How could you adopt visual explanation resources in your online course? In a course that is primarily text based, as many online courses are, these materials may be well-received by students as part of:

  • Course discussions: You might ask students to view a recording you've selected. Provide guiding questions to consider and incorporate in an asynchronous or synchronous conversation related to the course learning objectives.
  • "Live" demonstrations: Leading students through a demonstration, like those that often take place in science courses, can be problematic in an online environment. You may find existing videos that will expand your explanations of difficult concepts and assigned readings.
  • Remediation and review: With the range of topics and levels of education represented, your students may appreciate access to these online platforms to review materials that help to explain complex ideas presented in your course.

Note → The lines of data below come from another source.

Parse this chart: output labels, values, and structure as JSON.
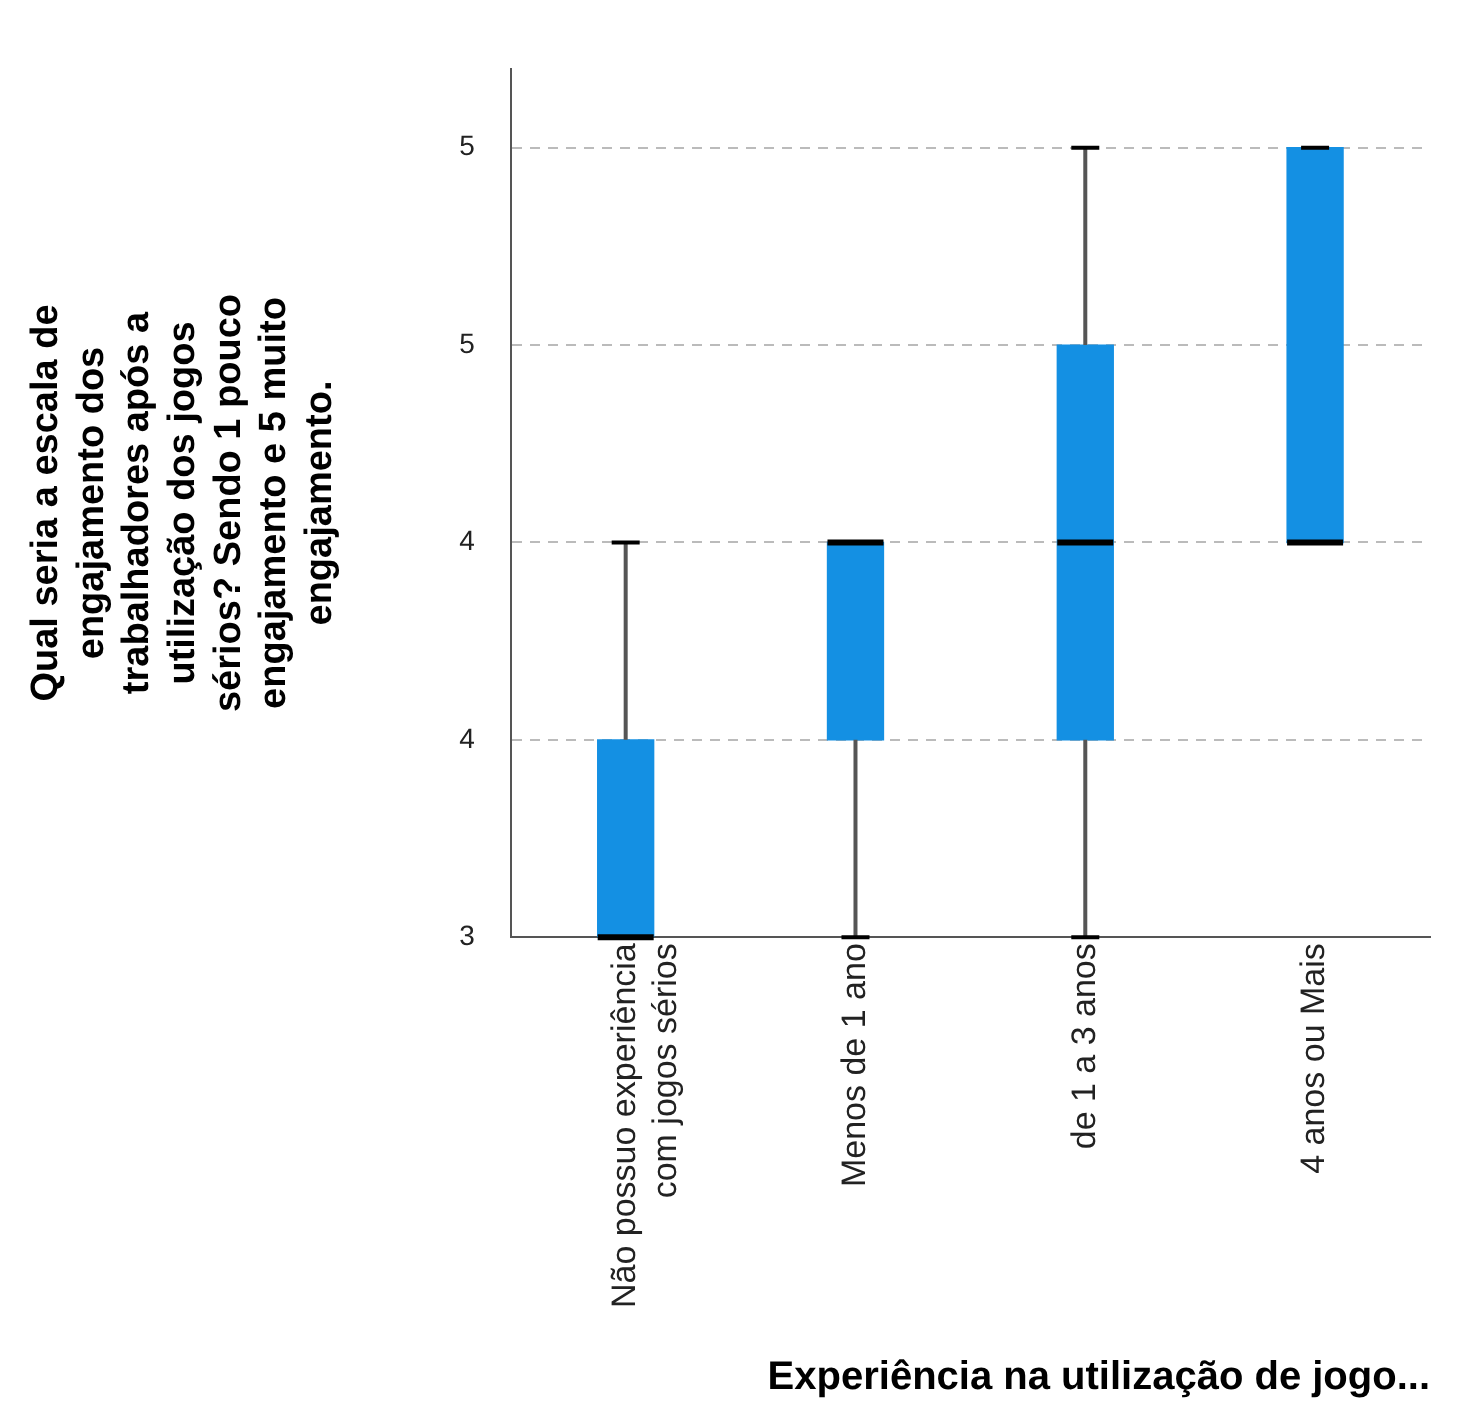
{
  "chart_data": {
    "type": "box",
    "xlabel": "Experiência na utilização de jogo...",
    "ylabel": "Qual seria a escala de engajamento dos trabalhadores após a utilização dos jogos sérios? Sendo 1 pouco engajamento e 5 muito engajamento.",
    "categories": [
      "Não possuo experiência com jogos sérios",
      "Menos de 1 ano",
      "de 1 a 3 anos",
      "4 anos ou Mais"
    ],
    "boxes": [
      {
        "low": 3,
        "q1": 3,
        "median": 3,
        "q3": 3.5,
        "high": 4
      },
      {
        "low": 3,
        "q1": 3.5,
        "median": 4,
        "q3": 4,
        "high": 4
      },
      {
        "low": 3,
        "q1": 3.5,
        "median": 4,
        "q3": 4.5,
        "high": 5
      },
      {
        "low": 4,
        "q1": 4,
        "median": 4,
        "q3": 5,
        "high": 5
      }
    ],
    "color": "#1490e3",
    "ylim": [
      3,
      5.2
    ],
    "yticks": [
      {
        "value": 3,
        "label": "3"
      },
      {
        "value": 3.5,
        "label": "4"
      },
      {
        "value": 4,
        "label": "4"
      },
      {
        "value": 4.5,
        "label": "5"
      },
      {
        "value": 5,
        "label": "5"
      }
    ],
    "grid": "y",
    "legend": false
  }
}
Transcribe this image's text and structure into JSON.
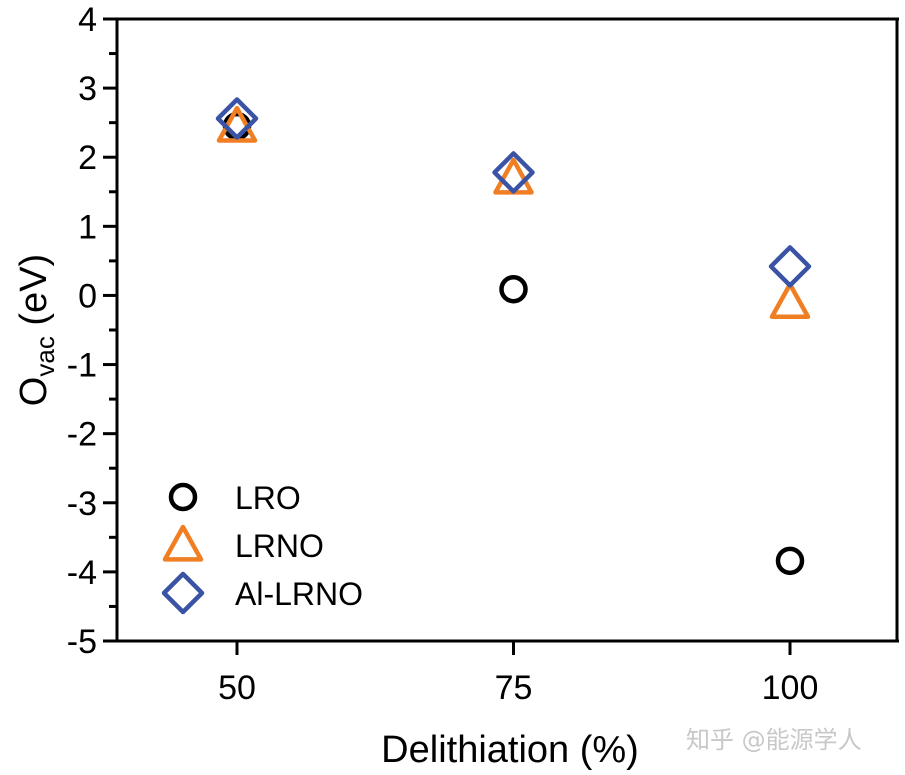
{
  "chart_data": {
    "type": "scatter",
    "title": "",
    "xlabel": "Delithiation (%)",
    "ylabel_main": "O",
    "ylabel_sub": "vac",
    "ylabel_unit": " (eV)",
    "x": [
      50,
      75,
      100
    ],
    "x_ticks": [
      "50",
      "75",
      "100"
    ],
    "xlim": [
      40,
      115
    ],
    "ylim": [
      -5,
      4
    ],
    "y_ticks": [
      "4",
      "3",
      "2",
      "1",
      "0",
      "-1",
      "-2",
      "-3",
      "-4",
      "-5"
    ],
    "y_tick_values": [
      4,
      3,
      2,
      1,
      0,
      -1,
      -2,
      -3,
      -4,
      -5
    ],
    "grid": false,
    "legend_position": "bottom-left",
    "series": [
      {
        "name": "LRO",
        "marker": "circle",
        "color": "#000000",
        "values": [
          2.45,
          0.09,
          -3.84
        ]
      },
      {
        "name": "LRNO",
        "marker": "triangle",
        "color": "#F07F24",
        "values": [
          2.45,
          1.7,
          -0.1
        ]
      },
      {
        "name": "Al-LRNO",
        "marker": "diamond",
        "color": "#3A53A4",
        "values": [
          2.56,
          1.78,
          0.42
        ]
      }
    ]
  },
  "watermark": "知乎 @能源学人"
}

These materials can also provide help for those who need more background information and practice.

One of the challenges of using these existing products is finding components relevant for your lessons and in the context of your course and students. You may be interested in creating your own multimedia presentations, and there are multiple tools available to help you with this. As you review the options, keep costs and compatibility with your school's learning management system in mind. A recent post from educator Justin Marquis at OnlineUniversities.com outlines some of the steps required for creating videos similar to those from Kahn Academy.

Consider enlisting the help of instructional designers and media specialists at your school. You might be surprised to find teams available to help you with these kinds of projects through faculty support offices and centers for teaching and learning.

Are you using recorded explanations in your online course? Tell us about your experiences with openly available presentations as well as with developing your own.